CharacterBench: Benchmarking Character Customization of Large Language Models

TL;DR

CharacterBench addresses the inadequacy of existing character customization benchmarks by introducing the largest bilingual generative benchmark (22,859 samples across 3,956 characters and 25 categories) that decomposes the ability into 11 evaluation dimensions over 6 aspects (memory, knowledge, persona, emotion, morality, believability). It achieves robust, efficient evaluation through dimension-specific queries (targeted for sparse dimensions and natural prompts for dense ones) and a specialized CharacterJudge model that outperforms automatic judges in correlating with human judgments. The framework integrates diverse data sources (human role-play, human-prototype interactions, and literary extractions) and applies rigorous quality control, translation, and development of a DPO-ready benchmark. Empirical results show strong alignment with human evaluation, competitive performance by open-source LLMs, and clear potential for optimizing LLMs’ character customization. Ethical and methodological considerations are addressed through careful data governance, translation fidelity, and controlled usage for research purposes.

Abstract

Character-based dialogue (aka role-playing) enables users to freely customize characters for interaction, which often relies on LLMs, raising the need to evaluate LLMs' character customization capability. However, existing benchmarks fail to ensure a robust evaluation as they often only involve a single character category or evaluate limited dimensions. Moreover, the sparsity of character features in responses makes feature-focused generative evaluation both ineffective and inefficient. To address these issues, we propose CharacterBench, the largest bilingual generative benchmark, with 22,859 human-annotated samples covering 3,956 characters from 25 detailed character categories. We define 11 dimensions of 6 aspects, classified as sparse and dense dimensions based on whether character features evaluated by specific dimensions manifest in each response. We enable effective and efficient evaluation by crafting tailored queries for each dimension to induce characters' responses related to specific dimensions.
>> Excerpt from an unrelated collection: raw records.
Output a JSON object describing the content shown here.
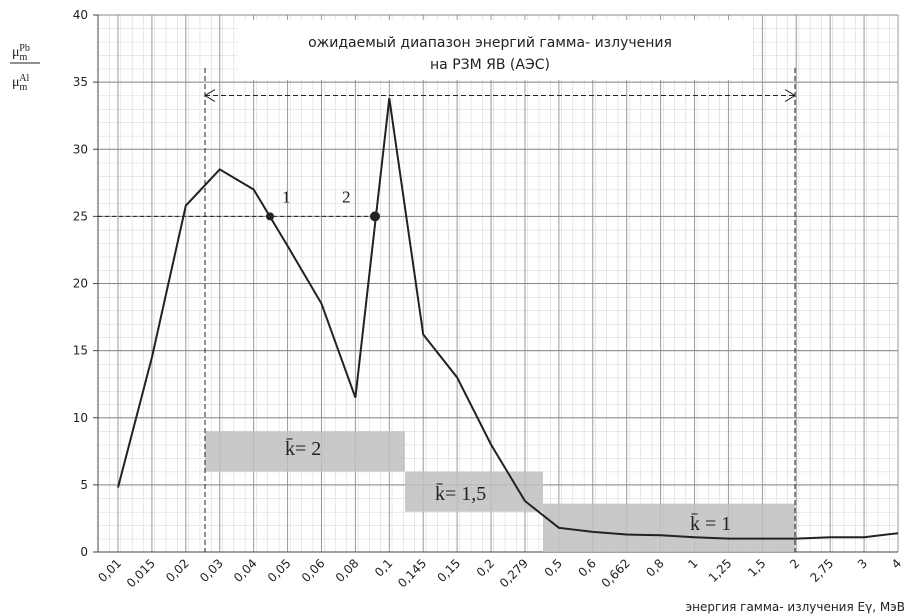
{
  "chart_data": {
    "type": "line",
    "categories": [
      "0,01",
      "0,015",
      "0,02",
      "0,03",
      "0,04",
      "0,05",
      "0,06",
      "0,08",
      "0,1",
      "0,145",
      "0,15",
      "0,2",
      "0,279",
      "0,5",
      "0,6",
      "0,662",
      "0,8",
      "1",
      "1,25",
      "1,5",
      "2",
      "2,75",
      "3",
      "4"
    ],
    "values": [
      4.8,
      14.5,
      25.8,
      28.5,
      27,
      22.8,
      18.5,
      11.5,
      33.8,
      16.2,
      13,
      8,
      3.8,
      1.8,
      1.5,
      1.3,
      1.25,
      1.1,
      1.0,
      1.0,
      1.0,
      1.1,
      1.1,
      1.4
    ],
    "color": "#222222",
    "ylim": [
      0,
      40
    ],
    "yticks": [
      0,
      5,
      10,
      15,
      20,
      25,
      30,
      35,
      40
    ],
    "grid": true,
    "ylabel": {
      "num": [
        "μ",
        "m",
        "Pb"
      ],
      "den": [
        "μ",
        "m",
        "Al"
      ]
    },
    "xlabel": "энергия гамма- излучения Eγ, МэВ",
    "annotation": {
      "lines": [
        "ожидаемый диапазон энергий гамма- излучения",
        "на РЗМ ЯВ (АЭС)"
      ],
      "arrow_y": 34
    },
    "markers": [
      {
        "label": "1",
        "y": 25
      },
      {
        "label": "2",
        "y": 25
      }
    ],
    "bands": [
      {
        "label": "k̄= 2",
        "y": [
          6,
          9
        ]
      },
      {
        "label": "k̄= 1,5",
        "y": [
          3,
          6
        ]
      },
      {
        "label": "k̄ = 1",
        "y": [
          0,
          3.6
        ]
      }
    ]
  }
}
Further, we develop CharacterJudge model for cost-effective and stable evaluations. Experiments show its superiority over SOTA automatic judges (e.g., GPT-4) and our benchmark's potential to optimize LLMs' character customization. Our repository is at https://github.com/thu-coai/CharacterBench.

Paper Structure

This paper contains 45 sections, 3 equations, 3 figures, 60 tables.

Figures (3)

  • Figure 1: Evaluation framework of our CharacterBench and an illustration of how it checks boundary consistency. Dense and sparse dimensions are classified by whether the character features evaluated by specific dimensions always manifest in each response. We enable effective and efficient evaluation by crafting tailored queries for each dimension.
  • Figure 2: Construction pipeline of our CharacterBench, which is clearer clarified in the "Overview" subsection below.
  • Figure 3: Category distributions of characters in CharacterBench, with 4 main categories and 25 sub-categories.